A mansão era enorme. Parecia bem antiga, mas estava em um bom estado de conservação. Era larga horizontalmente, com luxuosas janelas preenchidas por todos os lados. Seu telhado possuía uma textura avermelhada; velha em sua maior parte, mas ao mesmo tempo vistosa. Pequenas colunas cinzas e arcaicas contornavam o telhado. As chaminés eram grandes o suficiente para serem notadas em meio a enorme mansão; seus tijolos acinzentados combinavam com a atmosfera do lugar. A porta era um pouco chamativa; algumas colunas de pedra eram convidativas e sem cor; contrastavam com a beleza verde do jardim.
A rua estava silenciosa. Não havia nem uma viva alma. Era como se as pessoas tivessem medo de passar por aquele lugar. Não existia nem ao menos um morador de rua. Carlos não se surpreendeu, imaginou que com todos aqueles boatos as pessoas se intimidariam. Isso era um ponto a seu favor, pois não teria ninguém para atrapalhá-lo.
— Chegamos — disse Kelvin animado, escandaloso como sempre, o semblante triste e sério havia desaparecido. — Esta é a mansão de Lynda.
— Silêncio — sussurrou Carlos enquanto andava lentamente. — Temos que ter discrição para o que vamos fazer aqui.
— O que faremos exatamente? — Ele imitava o andar de Carlos. “E andar assim não é um pouco indiscreto?” disse o relojoeiro a si mesmo.

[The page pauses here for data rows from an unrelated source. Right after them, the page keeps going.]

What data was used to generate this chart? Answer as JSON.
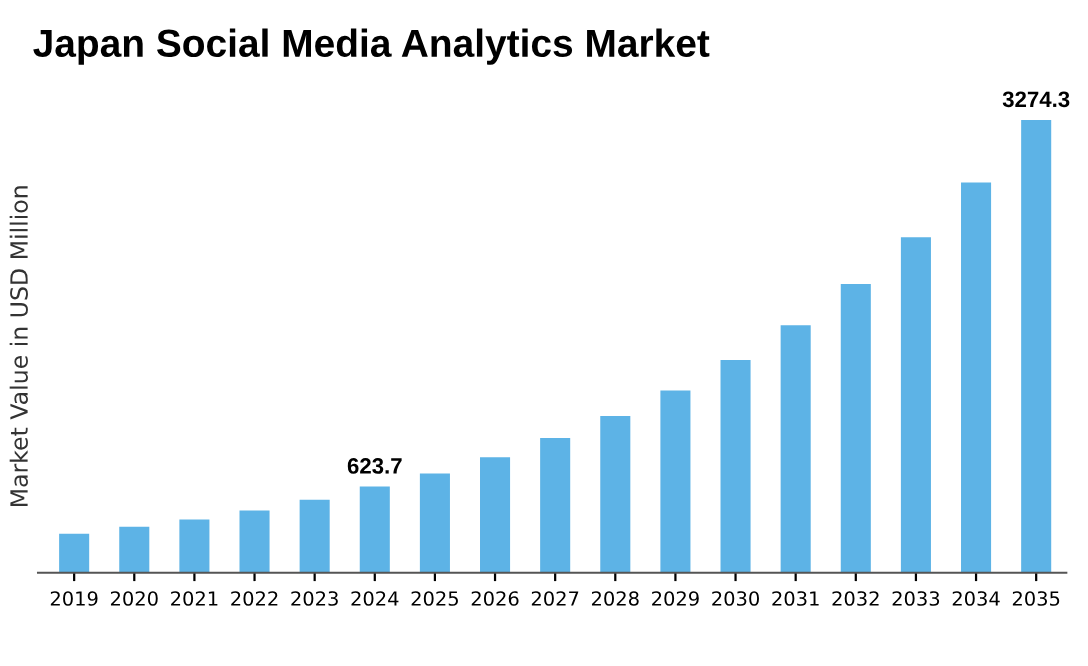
{
  "chart_data": {
    "type": "bar",
    "title": "Japan Social Media Analytics Market",
    "ylabel": "Market Value in USD Million",
    "categories": [
      "2019",
      "2020",
      "2021",
      "2022",
      "2023",
      "2024",
      "2025",
      "2026",
      "2027",
      "2028",
      "2029",
      "2030",
      "2031",
      "2032",
      "2033",
      "2034",
      "2035"
    ],
    "values": [
      282,
      333,
      385,
      451,
      528,
      623.7,
      718,
      836,
      975,
      1134,
      1318,
      1539,
      1790,
      2088,
      2426,
      2821,
      3274.3
    ],
    "value_labels": [
      null,
      null,
      null,
      null,
      null,
      "623.7",
      null,
      null,
      null,
      null,
      null,
      null,
      null,
      null,
      null,
      null,
      "3274.3"
    ],
    "color": "#5db3e6",
    "grid": false,
    "legend": false
  }
}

— Nós iremos apenas observar — respondeu ele enquanto caminhava.
— Observar? É só isso?
— Sim. Como eu disse, preciso ter um plano para poder agir. Seria suicídio invadir essa mansão sem saber das habilidades do meu inimigo ou qualquer outra coisa que me dê vantagem.

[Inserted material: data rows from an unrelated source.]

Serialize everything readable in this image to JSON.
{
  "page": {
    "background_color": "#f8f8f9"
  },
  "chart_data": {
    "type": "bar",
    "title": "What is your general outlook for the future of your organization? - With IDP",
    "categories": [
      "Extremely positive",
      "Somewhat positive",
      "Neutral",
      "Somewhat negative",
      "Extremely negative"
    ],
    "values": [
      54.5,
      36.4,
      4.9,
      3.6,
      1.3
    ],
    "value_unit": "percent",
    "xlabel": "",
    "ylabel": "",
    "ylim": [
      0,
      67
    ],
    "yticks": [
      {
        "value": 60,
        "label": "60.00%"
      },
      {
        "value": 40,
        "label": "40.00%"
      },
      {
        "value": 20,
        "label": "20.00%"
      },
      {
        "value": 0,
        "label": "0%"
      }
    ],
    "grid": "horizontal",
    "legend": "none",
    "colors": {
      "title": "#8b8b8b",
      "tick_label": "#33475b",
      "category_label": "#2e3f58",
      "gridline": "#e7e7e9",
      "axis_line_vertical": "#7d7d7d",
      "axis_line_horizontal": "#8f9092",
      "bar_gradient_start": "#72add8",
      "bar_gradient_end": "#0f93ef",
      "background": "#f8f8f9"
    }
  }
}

— Certo, farei silêncio então.
Carlos avistou um banco de madeira em frente à mansão. Era um bom lugar estratégico para se sentar e observar. Se dirigiu com Kelvin para o banco calmamente tentando não levantar suspeitas. Achou um jornal no chão e o pegou antes de ambos se sentarem no banco. Colocou o jornal cobrindo seu rosto e começou a observar a mansão estreitamente por cima dele.
Foi um trabalho demorado. Carlos ficou olhando por exatamente 10 minutos. Descartou o jornal e colocou a mão no queixo pensativo enquanto encarava o local.

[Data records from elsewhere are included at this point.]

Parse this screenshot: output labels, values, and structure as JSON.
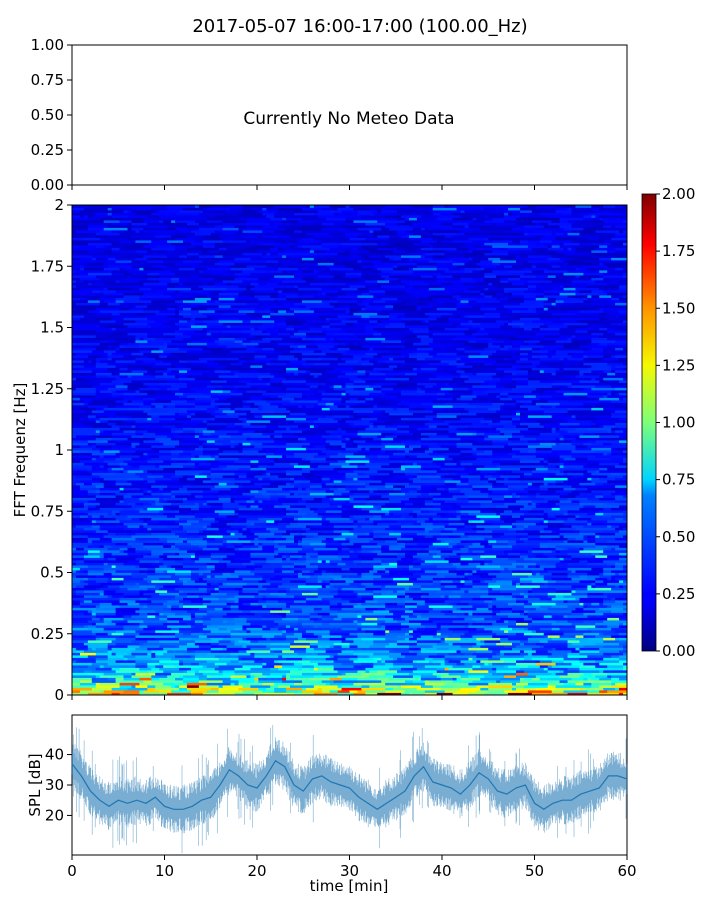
{
  "figure": {
    "title": "2017-05-07 16:00-17:00 (100.00_Hz)"
  },
  "chart_data": [
    {
      "type": "line",
      "panel": "meteo",
      "annotation": "Currently No Meteo Data",
      "ylim": [
        0,
        1
      ],
      "yticks": [
        "0.00",
        "0.25",
        "0.50",
        "0.75",
        "1.00"
      ],
      "xlim": [
        0,
        60
      ],
      "series": []
    },
    {
      "type": "heatmap",
      "panel": "spectrogram",
      "xlabel": "",
      "ylabel": "FFT Frequenz [Hz]",
      "xlim": [
        0,
        60
      ],
      "ylim": [
        0,
        2
      ],
      "yticks": [
        "0",
        "0.25",
        "0.5",
        "0.75",
        "1",
        "1.25",
        "1.5",
        "1.75",
        "2"
      ],
      "colormap": "jet",
      "colorbar": {
        "range": [
          0,
          2
        ],
        "ticks": [
          "0.00",
          "0.25",
          "0.50",
          "0.75",
          "1.00",
          "1.25",
          "1.50",
          "1.75",
          "2.00"
        ]
      },
      "value_profile": {
        "frequency_hz": [
          0.0,
          0.05,
          0.1,
          0.2,
          0.3,
          0.5,
          0.75,
          1.0,
          1.5,
          2.0
        ],
        "typical_value": [
          1.3,
          0.8,
          0.6,
          0.45,
          0.4,
          0.35,
          0.3,
          0.27,
          0.22,
          0.2
        ]
      }
    },
    {
      "type": "line",
      "panel": "spl",
      "xlabel": "time [min]",
      "ylabel": "SPL [dB]",
      "xlim": [
        0,
        60
      ],
      "ylim": [
        7,
        53
      ],
      "xticks": [
        "0",
        "10",
        "20",
        "30",
        "40",
        "50",
        "60"
      ],
      "yticks": [
        "20",
        "30",
        "40"
      ],
      "series": [
        {
          "color": "#1f77b4",
          "x": [
            0,
            1,
            2,
            3,
            4,
            5,
            6,
            7,
            8,
            9,
            10,
            11,
            12,
            13,
            14,
            15,
            16,
            17,
            18,
            19,
            20,
            21,
            22,
            23,
            24,
            25,
            26,
            27,
            28,
            29,
            30,
            31,
            32,
            33,
            34,
            35,
            36,
            37,
            38,
            39,
            40,
            41,
            42,
            43,
            44,
            45,
            46,
            47,
            48,
            49,
            50,
            51,
            52,
            53,
            54,
            55,
            56,
            57,
            58,
            59,
            60
          ],
          "y": [
            37,
            33,
            28,
            25,
            23,
            25,
            24,
            25,
            24,
            26,
            23,
            22,
            22,
            23,
            25,
            26,
            30,
            35,
            33,
            30,
            29,
            33,
            38,
            36,
            30,
            28,
            32,
            33,
            31,
            30,
            29,
            26,
            24,
            22,
            24,
            26,
            28,
            33,
            36,
            31,
            30,
            29,
            27,
            30,
            34,
            32,
            28,
            27,
            29,
            30,
            24,
            22,
            24,
            25,
            25,
            27,
            28,
            29,
            33,
            33,
            32
          ]
        }
      ]
    }
  ]
}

“Estranho. Existem três guardas posicionados na frente da mansão. Um no canto direito, outro no canto esquerdo e um quase no centro. Posso deduzir que existam a mesma quantidade de guardas na parte de trás dela.” — Começou a observar com um olhar sério e concentrado. Notou que havia algo errado com tudo aquilo. — “Esses guardas não mexeram um dedo desde que apareci aqui. Também não olharam para mim, mesmo eu parecendo suspeito. Duas pessoas sentadas em um banco de uma rua vazia em frente a uma mansão. Acho que seria algo a se estranhar.
— Qual o problema? — perguntou Kelvin enquanto observava o rosto sério de Carlos.
— Tem algo suspeito nesses guardas. — Ele ainda mantinha os dedos no queixo. Estava pensando demais naquilo.
— Esses são os guardas pessoais de Lynda. São sempre vistos na mansão ou escoltando ela. É algo normal. — O relojoeiro não sabia onde ele queria chegar com todas aquelas suspeitas.
— Você tem certeza? Por que eles não se mexem? — Carlos estava cada mais com dúvidas. Tirou a mão do queixo e olhou para Kelvin.
— Ora. Acho que eles realmente levam o serviço a sério, he he! – Kelvin riu escandalosamente, mas logo pediu desculpas porque se lembrou de que não era para fazer tanto barulho.
— Pode até ser, mas é bom pensar nas possiblidades. Se eles forem simples guardas podemos derrotá-los, mas se forem algo a mais nós precisaremos estar preparados.
— Se você está dizendo...
— Espera aí. — Carlos se levantou, olhou para o chão e disfarçadamente pegou uma pedra. — Vou testar algo.
— Ei. O que pretende fazer? — Carlos o ignorou e não respondeu, apenas saiu andando lentamente com a pedra escondida na mão.